Six players were inducted last year, included four voted in by writers — one shy of the record set in the first year of balloting in 1936.

Lee Smith and Harold Baines were elected last month by the Today’s Game Era Committee and will be inducted on July 21. Rivera and Smith will increase relievers at Cooperstown by 33 percent to eight, joining Hoyt Wilhelm (1985), Rollie Fingers (1992), Dennis Eckersley (2004), Bruce Sutter (2006), Rich Gossage (2008) and Hoffman.

Rivera set the career saves record with 652 in 19 seasons plus 42 more in the postseason. The New York Yankees didn’t even wait until his final game to retire his No. 42 — he was the last player in the major leagues to wear that number, grandfathered when No. 42 was retired in honor of Jackie Robinson in 1997.

Rivera’s efficiency was renowned on a Yankees’ dynasty that he helped win five World Series titles: He retired the side in order in 229 of his 491 three-out saves. according to the Elias Sports Bureau. He broke the previous mark of 601 saves, set by 2018 inductee Trevor Hoffman.

Rivera made a weepy exit in September 2013, when teammates Derek Jeter and Andy Pettitte went to the mound to remove him against Tampa Bay in what turned out to be his finale. After the final out, Rivera went back to the mound where he became famous and gathered a bit of his workplace to take home.
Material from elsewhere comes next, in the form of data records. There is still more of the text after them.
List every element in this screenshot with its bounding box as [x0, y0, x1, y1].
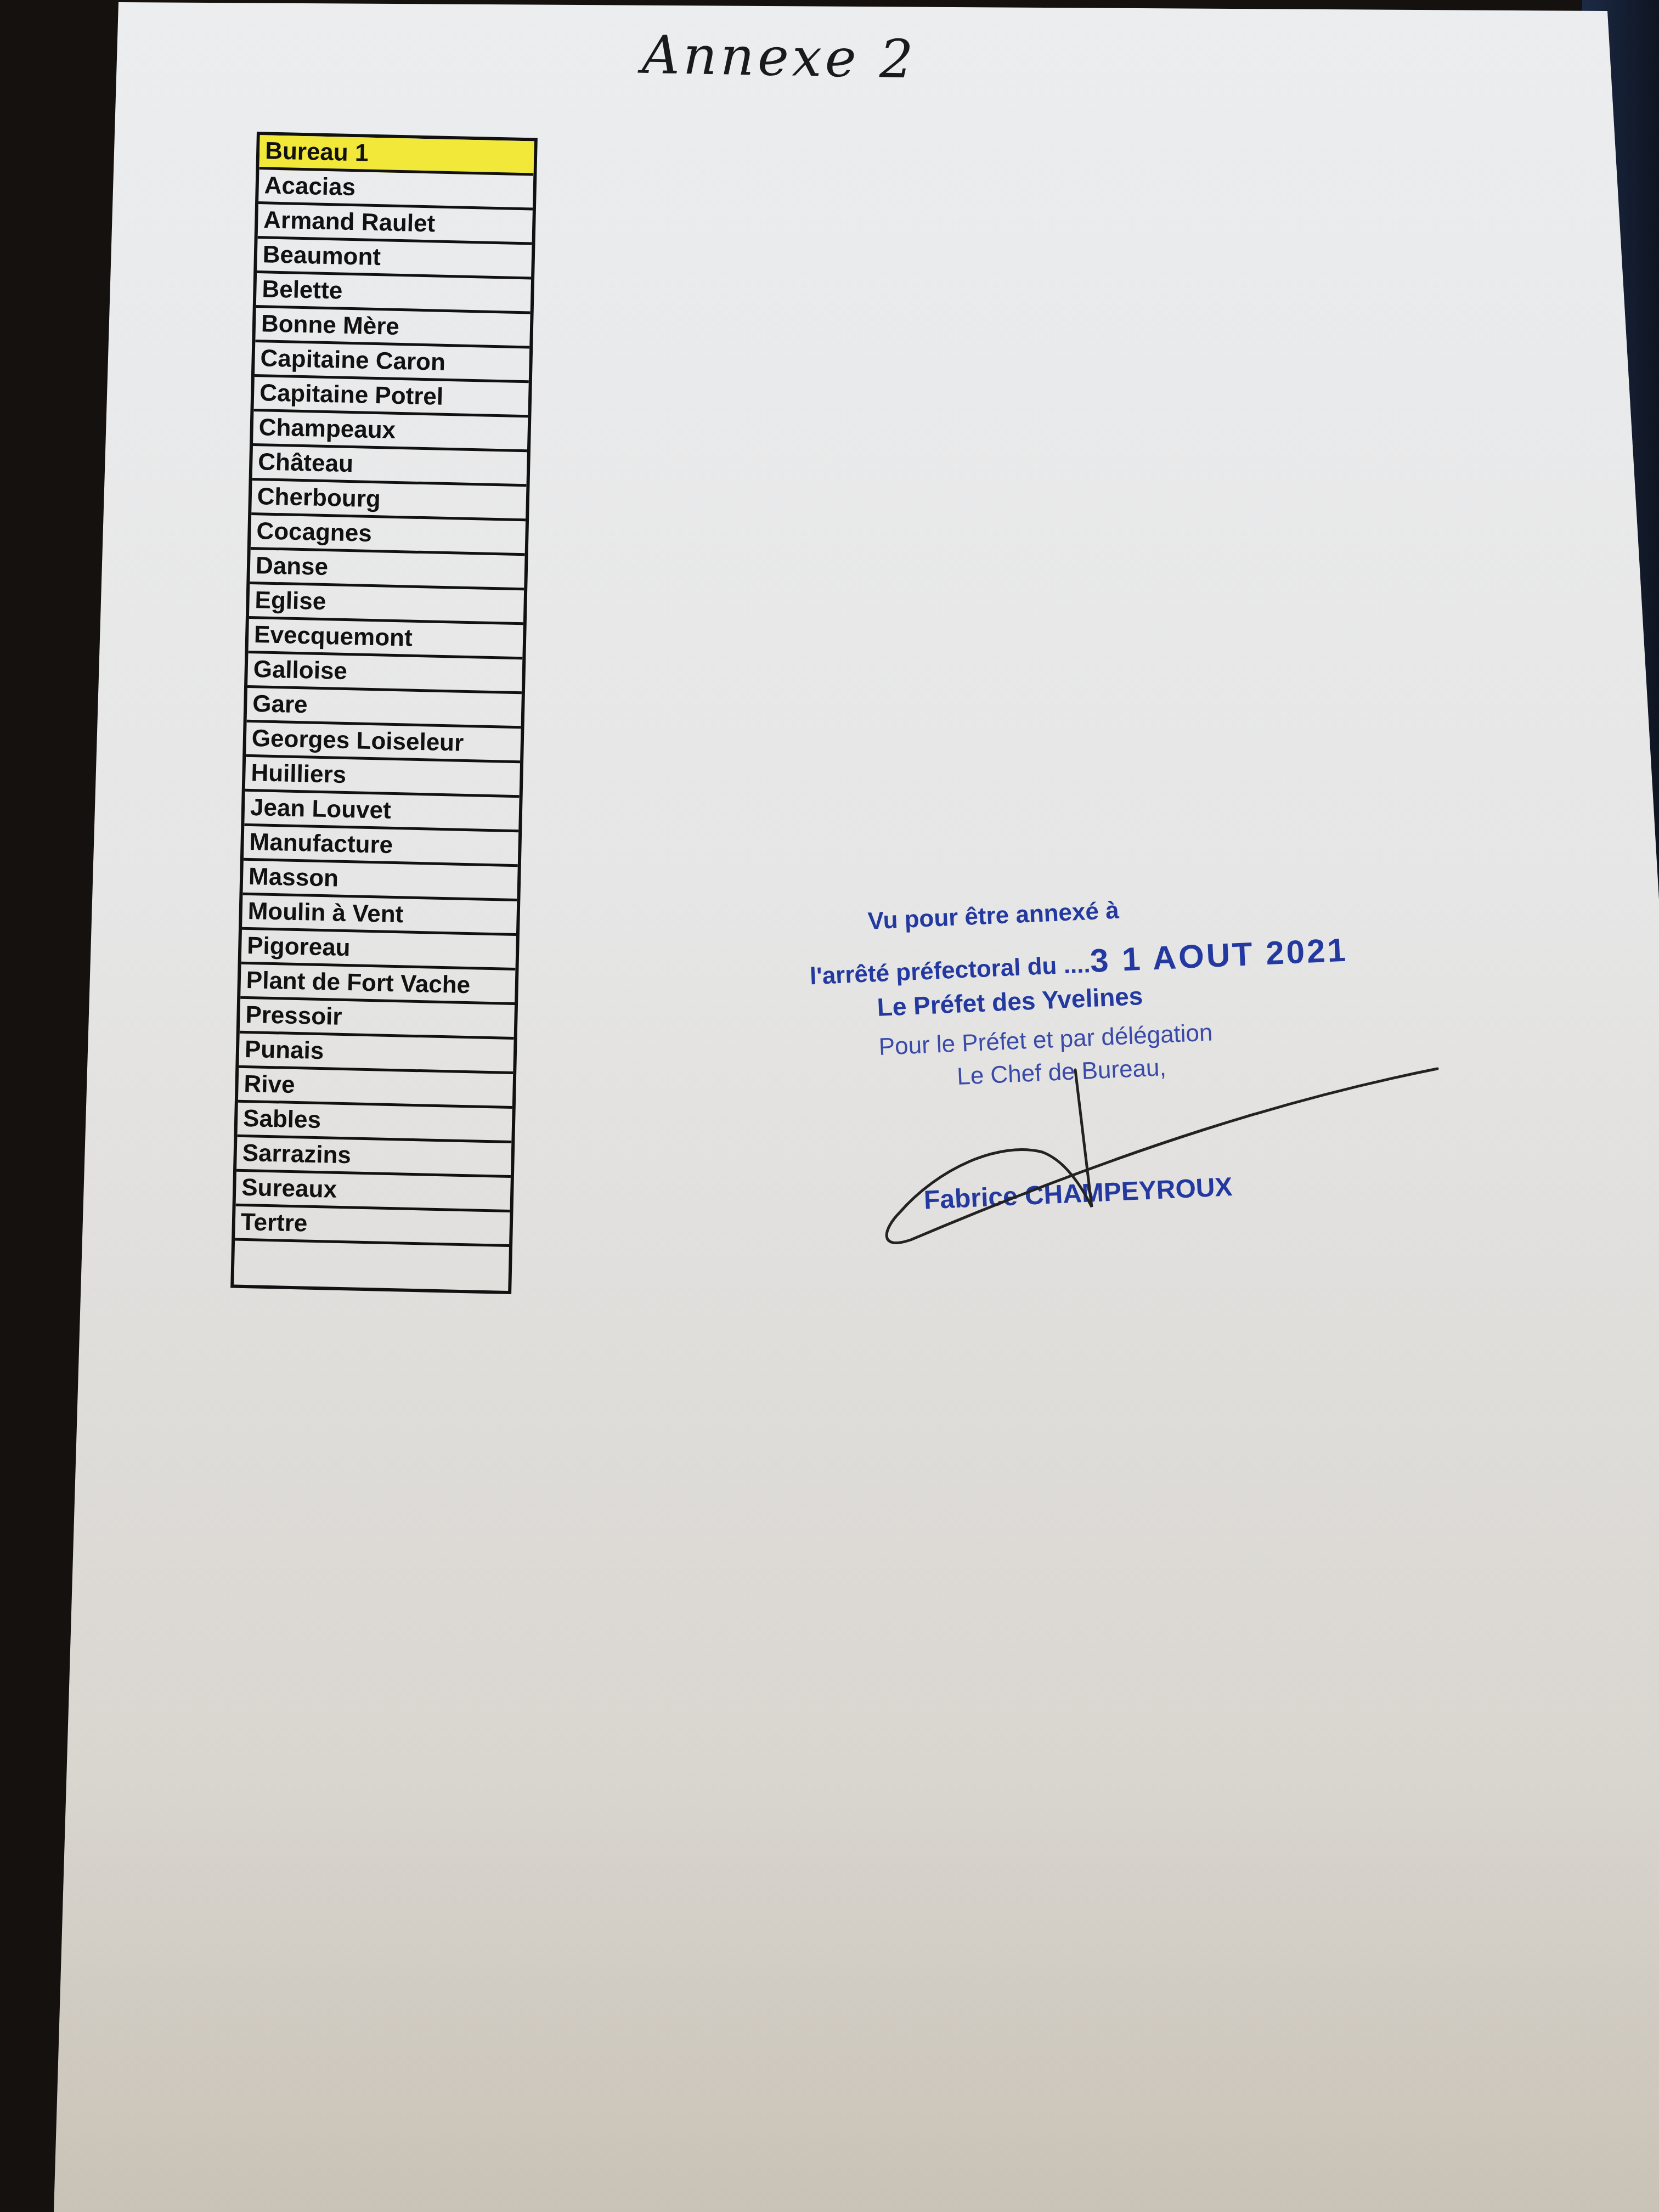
table-row: Sables [237, 1103, 512, 1143]
stamp-date: 3 1 AOUT 2021 [1090, 932, 1348, 979]
table-row: Cherbourg [251, 481, 526, 521]
table-header: Bureau 1 [259, 135, 534, 176]
table-row: Capitaine Caron [255, 342, 529, 383]
table-row: Tertre [235, 1206, 510, 1247]
table-row: Bonne Mère [255, 308, 530, 348]
stamp-line-annexed: Vu pour être annexé à [867, 897, 1120, 935]
bureau-streets-table: Bureau 1 AcaciasArmand RauletBeaumontBel… [230, 132, 538, 1294]
table-row: Champeaux [253, 411, 528, 452]
handwritten-signature [856, 1064, 1459, 1245]
table-row: Cocagnes [251, 515, 526, 556]
stamp-arrete-label: l'arrêté préfectoral du .... [809, 951, 1091, 990]
table-row: Belette [256, 273, 531, 314]
table-row: Beaumont [257, 239, 532, 279]
table-row: Armand Raulet [258, 204, 533, 245]
table-row: Danse [250, 550, 524, 590]
table-row: Gare [247, 688, 522, 729]
table-row: Jean Louvet [244, 792, 519, 832]
table-row: Masson [242, 861, 517, 901]
table-row: Sureaux [236, 1172, 511, 1212]
table-row: Château [252, 446, 527, 487]
table-row: Pressoir [240, 999, 515, 1040]
table-row: Georges Loiseleur [246, 723, 521, 763]
handwritten-title: Annexe 2 [641, 24, 917, 91]
stamp-line-arrete: l'arrêté préfectoral du ....3 1 AOUT 202… [809, 931, 1348, 992]
table-row: Manufacture [244, 826, 518, 867]
table-row: Galloise [247, 653, 522, 694]
table-row: Rive [238, 1068, 513, 1109]
table-row: Moulin à Vent [242, 895, 517, 936]
table-row: Pigoreau [241, 930, 516, 970]
table-row: Evecquemont [248, 619, 523, 659]
table-row [234, 1241, 509, 1291]
table-row: Acacias [258, 170, 533, 210]
table-row: Sarrazins [236, 1137, 511, 1178]
table-row: Eglise [249, 584, 524, 625]
table-row: Capitaine Potrel [253, 377, 528, 417]
table-row: Plant de Fort Vache [240, 964, 515, 1005]
table-row: Huilliers [245, 757, 520, 798]
table-row: Punais [239, 1034, 514, 1074]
“I wanted to get some dirt, just stay there for the last time, knowing that I ain’t going to be there no more,” he said.

Mussina was 39 when he retired after going 20-8 in 2008 and becoming the oldest first-time 20-game winner. He was 270-153 with 2,813 strikeouts in 18 seasons for Baltimore and the Yankees, and had he remained active he had a chance to reach 300 wins and 3,000 strikeouts.
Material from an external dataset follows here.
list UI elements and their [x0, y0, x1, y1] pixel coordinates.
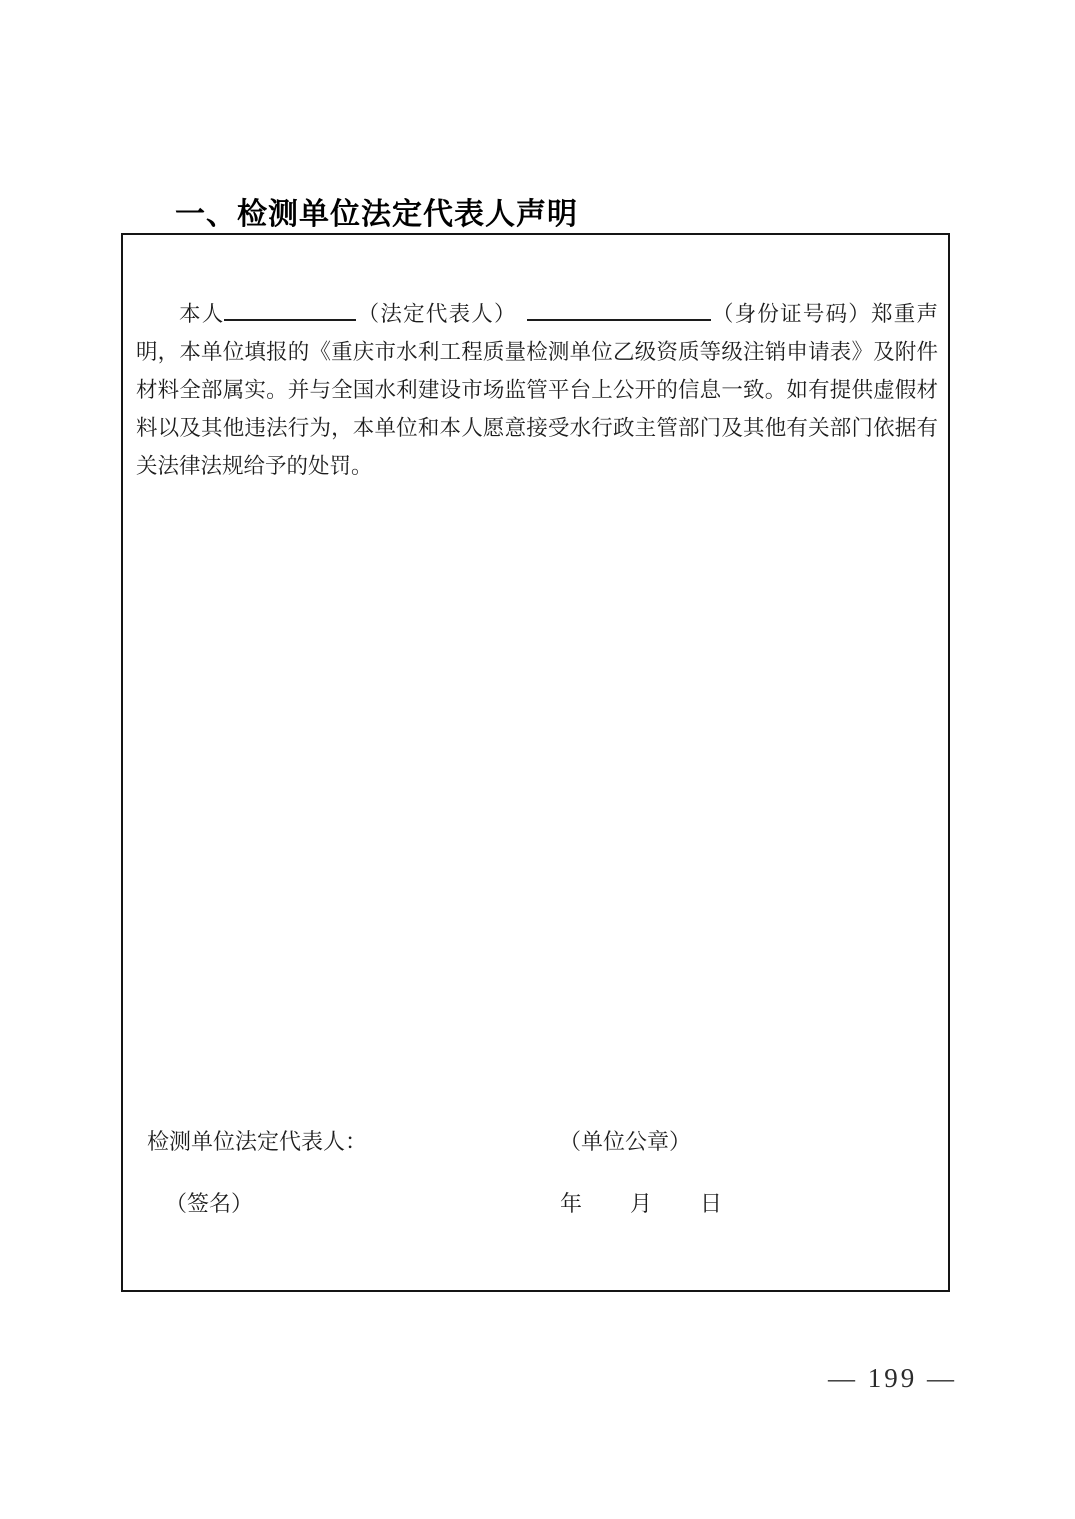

“My numbers match up well with guys who are in the Hall of the Fame,” he said when he retired.

Mussina got 20.3 percent of the vote in his first appearance, rose to 43 percent in 2016, 51.8 percent the following year and 63.5 percent in 2018. This is his sixth appearance, and he was tracking at 81.6 percent.
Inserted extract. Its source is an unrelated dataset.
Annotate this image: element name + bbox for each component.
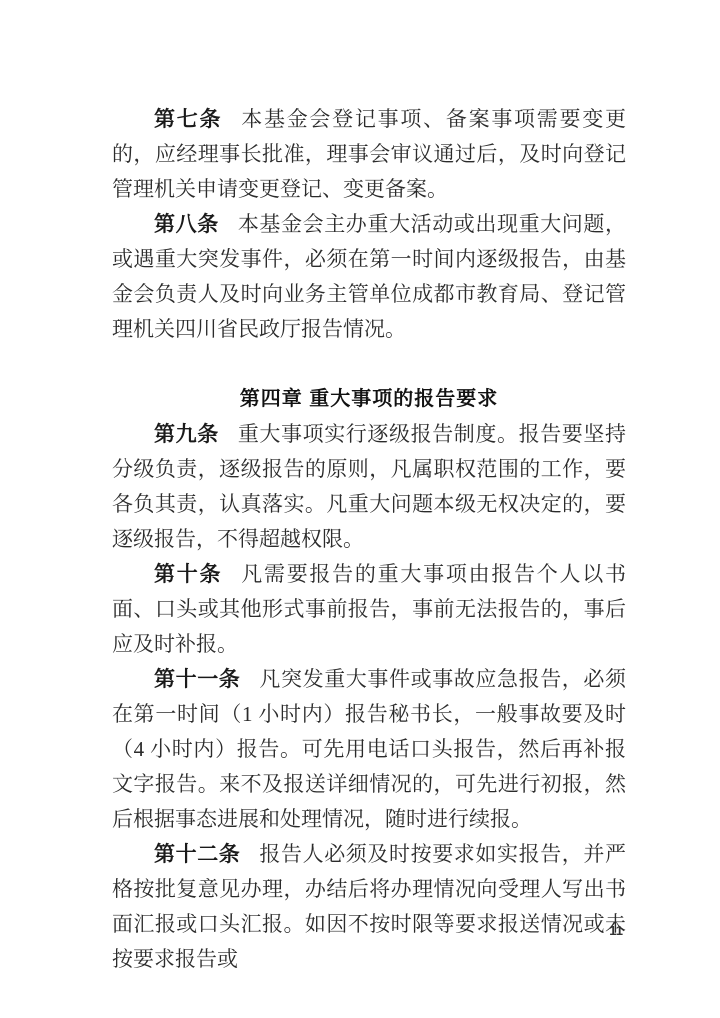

Halladay’s election will be tinged with melancholy. The two-time Cy Young Award winner died in November 2017 at age 40 when the airplane he was piloting crashed into the Gulf of Mexico off the coast of Florida. He went 203-104 with a 3.38 ERA in 12 seasons with Toronto and four for Philadelphia.

In 2010, he pitched a perfect game against the Marlins in May, then threw a no-hitter against Cincinnati in the NL Division Series opener — only the second no-hitter in postseason history after Don Larsen’s perfect game for the Yankees against Brooklyn in the 1956 World Series.

Halladay retired at age 36 because of back injuries.

“I want to continue to do things I enjoy doing, spend time with my family,” he said when making the announcement. “The biggest thing is I’m trying to avoid surgery.”

Martinez hit .312 with 309 home runs in 18 seasons with Seattle, like Rivera spending his entire career with one organization. He was tracking at 89.9 percent support this year; players’ final totals usually drop by 5-7 percent from the vote-tracker.

Martinez would join 2014 inductee Frank Thomas as the only players in the Hall who played a majority of their games as a designated hitter. David Ortiz is likely to make it three when he becomes eligible in 2022.